Na última sexta-feira da Parade, Patrick Oliveira Silva, de 12 anos, brincava no DEU Parque Anhanguera, a 34 quilômetros da Mônica Pop 50. O menino lamentava o fato de ter tirado foto apenas ao lado da Mônica à la Tikka, criação de Tikka Meszaros, exposta no centro de educação, cultura e lazer. “Não gostei muito dela, não. Tem a cor esquisita, o vestido não é vermelho, e o Sansão” – o coelho que a dentuça usa como arma – “não tem nada a ver com azul.” Patrick viu no Cartoon Network que havia mais Mônicas em exibição. “Eu tinha vontade de ver as outras”, suspirou, mesmo sabendo que não teria como deixar o Morro Doce – “que de doce não tem nada” – para circular pela cidade em busca das esculturas.

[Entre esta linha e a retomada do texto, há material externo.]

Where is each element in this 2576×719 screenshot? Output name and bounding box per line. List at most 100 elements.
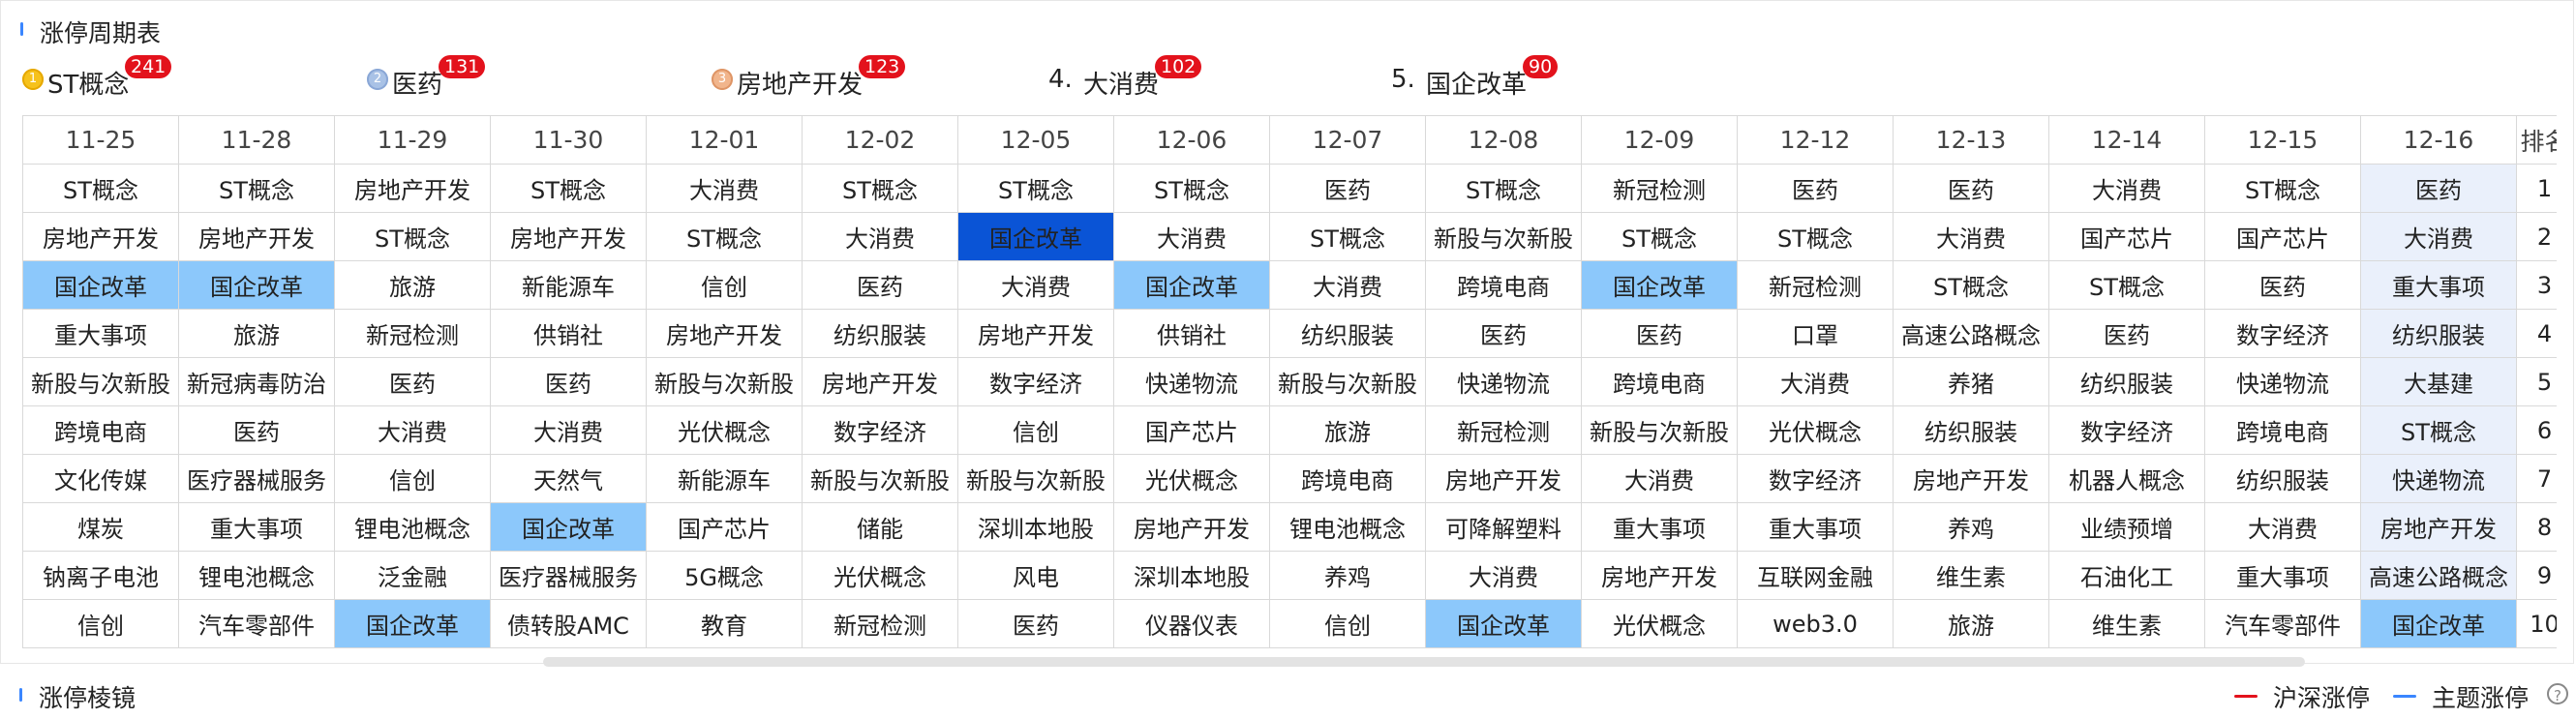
sector-cell[interactable]: ST概念 <box>1893 260 2049 310</box>
sector-cell[interactable]: 锂电池概念 <box>334 502 491 552</box>
sector-cell[interactable]: 旅游 <box>1269 405 1426 455</box>
date-header[interactable]: 12-01 <box>646 115 803 165</box>
sector-cell[interactable]: ST概念 <box>334 212 491 261</box>
sector-cell[interactable]: 医疗器械服务 <box>178 454 335 503</box>
sector-cell[interactable]: ST概念 <box>1425 164 1582 213</box>
date-header[interactable]: 11-29 <box>334 115 491 165</box>
sector-cell[interactable]: 互联网金融 <box>1737 551 1894 600</box>
sector-cell[interactable]: 医药 <box>957 599 1114 648</box>
sector-cell[interactable]: 医药 <box>802 260 958 310</box>
sector-cell[interactable]: 重大事项 <box>178 502 335 552</box>
sector-cell[interactable]: 信创 <box>334 454 491 503</box>
sector-cell[interactable]: 快递物流 <box>2360 454 2517 503</box>
date-header[interactable]: 11-25 <box>22 115 179 165</box>
sector-cell[interactable]: 大消费 <box>646 164 803 213</box>
sector-cell[interactable]: 国产芯片 <box>1113 405 1270 455</box>
sector-cell[interactable]: ST概念 <box>2204 164 2361 213</box>
sector-cell[interactable]: 数字经济 <box>957 357 1114 406</box>
help-icon[interactable]: ? <box>2547 683 2568 704</box>
sector-cell[interactable]: 大基建 <box>2360 357 2517 406</box>
sector-cell[interactable]: 新冠检测 <box>1425 405 1582 455</box>
sector-cell[interactable]: 房地产开发 <box>490 212 647 261</box>
sector-cell[interactable]: 房地产开发 <box>1425 454 1582 503</box>
sector-cell[interactable]: 大消费 <box>1269 260 1426 310</box>
sector-cell[interactable]: 快递物流 <box>2204 357 2361 406</box>
sector-cell[interactable]: 国企改革 <box>1425 599 1582 648</box>
sector-cell[interactable]: 医药 <box>2360 164 2517 213</box>
sector-cell[interactable]: 信创 <box>957 405 1114 455</box>
sector-cell[interactable]: 新股与次新股 <box>22 357 179 406</box>
sector-cell[interactable]: 大消费 <box>957 260 1114 310</box>
sector-cell[interactable]: 新股与次新股 <box>957 454 1114 503</box>
sector-cell[interactable]: 国产芯片 <box>2048 212 2205 261</box>
legend-label[interactable]: 沪深涨停 <box>2273 679 2370 714</box>
sector-cell[interactable]: ST概念 <box>1269 212 1426 261</box>
date-header[interactable]: 12-16 <box>2360 115 2517 165</box>
date-header[interactable]: 12-08 <box>1425 115 1582 165</box>
sector-cell[interactable]: 养鸡 <box>1269 551 1426 600</box>
sector-cell[interactable]: 医药 <box>1581 309 1738 358</box>
sector-cell[interactable]: 房地产开发 <box>1581 551 1738 600</box>
sector-cell[interactable]: 新冠检测 <box>1737 260 1894 310</box>
sector-cell[interactable]: 可降解塑料 <box>1425 502 1582 552</box>
sector-cell[interactable]: 数字经济 <box>2048 405 2205 455</box>
sector-cell[interactable]: ST概念 <box>490 164 647 213</box>
sector-cell[interactable]: 房地产开发 <box>802 357 958 406</box>
sector-cell[interactable]: 泛金融 <box>334 551 491 600</box>
sector-cell[interactable]: 医药 <box>1737 164 1894 213</box>
sector-cell[interactable]: 房地产开发 <box>334 164 491 213</box>
sector-cell[interactable]: 房地产开发 <box>1893 454 2049 503</box>
sector-cell[interactable]: 信创 <box>646 260 803 310</box>
date-header[interactable]: 12-15 <box>2204 115 2361 165</box>
sector-cell[interactable]: 新冠检测 <box>334 309 491 358</box>
sector-cell[interactable]: 国企改革 <box>1581 260 1738 310</box>
sector-cell[interactable]: 债转股AMC <box>490 599 647 648</box>
sector-cell[interactable]: 大消费 <box>1425 551 1582 600</box>
sector-cell[interactable]: 大消费 <box>2360 212 2517 261</box>
sector-cell[interactable]: 5G概念 <box>646 551 803 600</box>
sector-cell[interactable]: 大消费 <box>2048 164 2205 213</box>
sector-cell[interactable]: ST概念 <box>957 164 1114 213</box>
sector-cell[interactable]: 煤炭 <box>22 502 179 552</box>
sector-cell[interactable]: 文化传媒 <box>22 454 179 503</box>
sector-cell[interactable]: 新股与次新股 <box>1581 405 1738 455</box>
sector-cell[interactable]: 重大事项 <box>22 309 179 358</box>
sector-cell[interactable]: 锂电池概念 <box>1269 502 1426 552</box>
sector-cell[interactable]: 大消费 <box>1113 212 1270 261</box>
sector-cell[interactable]: 重大事项 <box>2360 260 2517 310</box>
sector-cell[interactable]: 维生素 <box>1893 551 2049 600</box>
sector-cell[interactable]: 光伏概念 <box>1581 599 1738 648</box>
sector-cell[interactable]: 旅游 <box>1893 599 2049 648</box>
sector-cell[interactable]: 快递物流 <box>1425 357 1582 406</box>
sector-cell[interactable]: 纺织服装 <box>2204 454 2361 503</box>
sector-cell[interactable]: 旅游 <box>334 260 491 310</box>
sector-cell[interactable]: 国企改革 <box>490 502 647 552</box>
sector-cell[interactable]: 跨境电商 <box>2204 405 2361 455</box>
sector-cell[interactable]: ST概念 <box>22 164 179 213</box>
sector-cell[interactable]: 快递物流 <box>1113 357 1270 406</box>
sector-cell[interactable]: 深圳本地股 <box>957 502 1114 552</box>
sector-cell[interactable]: ST概念 <box>646 212 803 261</box>
sector-cell[interactable]: 重大事项 <box>1581 502 1738 552</box>
date-header[interactable]: 12-06 <box>1113 115 1270 165</box>
sector-cell[interactable]: 供销社 <box>1113 309 1270 358</box>
date-header[interactable]: 12-05 <box>957 115 1114 165</box>
sector-cell[interactable]: 高速公路概念 <box>1893 309 2049 358</box>
sector-cell[interactable]: 医药 <box>1425 309 1582 358</box>
sector-cell[interactable]: 维生素 <box>2048 599 2205 648</box>
sector-cell[interactable]: 石油化工 <box>2048 551 2205 600</box>
sector-cell[interactable]: 新能源车 <box>646 454 803 503</box>
sector-cell[interactable]: 国企改革 <box>1113 260 1270 310</box>
horizontal-scrollbar[interactable] <box>543 657 2305 667</box>
sector-cell[interactable]: 光伏概念 <box>1113 454 1270 503</box>
sector-cell[interactable]: 大消费 <box>1581 454 1738 503</box>
sector-cell[interactable]: ST概念 <box>1737 212 1894 261</box>
date-header[interactable]: 12-12 <box>1737 115 1894 165</box>
sector-cell[interactable]: ST概念 <box>2360 405 2517 455</box>
sector-cell[interactable]: 机器人概念 <box>2048 454 2205 503</box>
sector-cell[interactable]: 国企改革 <box>2360 599 2517 648</box>
sector-cell[interactable]: 信创 <box>1269 599 1426 648</box>
sector-cell[interactable]: 纺织服装 <box>802 309 958 358</box>
sector-cell[interactable]: 新能源车 <box>490 260 647 310</box>
sector-cell[interactable]: 房地产开发 <box>1113 502 1270 552</box>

Na madrugada de segunda-feira, as Mônicas deixaram as ruas, e com elas foi-se a peça escatológica, de cujo destino ninguém sabe. As cinquenta estátuas foram levadas para um shopping paulistano. Monicrânio foi colocada no 1º andar, quase impecável, como se pintada horas antes. Mônica Pop 50 parou no 3º. Mônica à la Tikka foi descoberta, depois de uma busca extenuante, lá no subsolo. Mônica Candy Memories, vermelha como uma bala de morango, foi instalada em frente a um grande painel com a reprodução de uma obra de Romero Britto. Só resta torcer para que o publicitário Ítalo Gaspar passe por ali.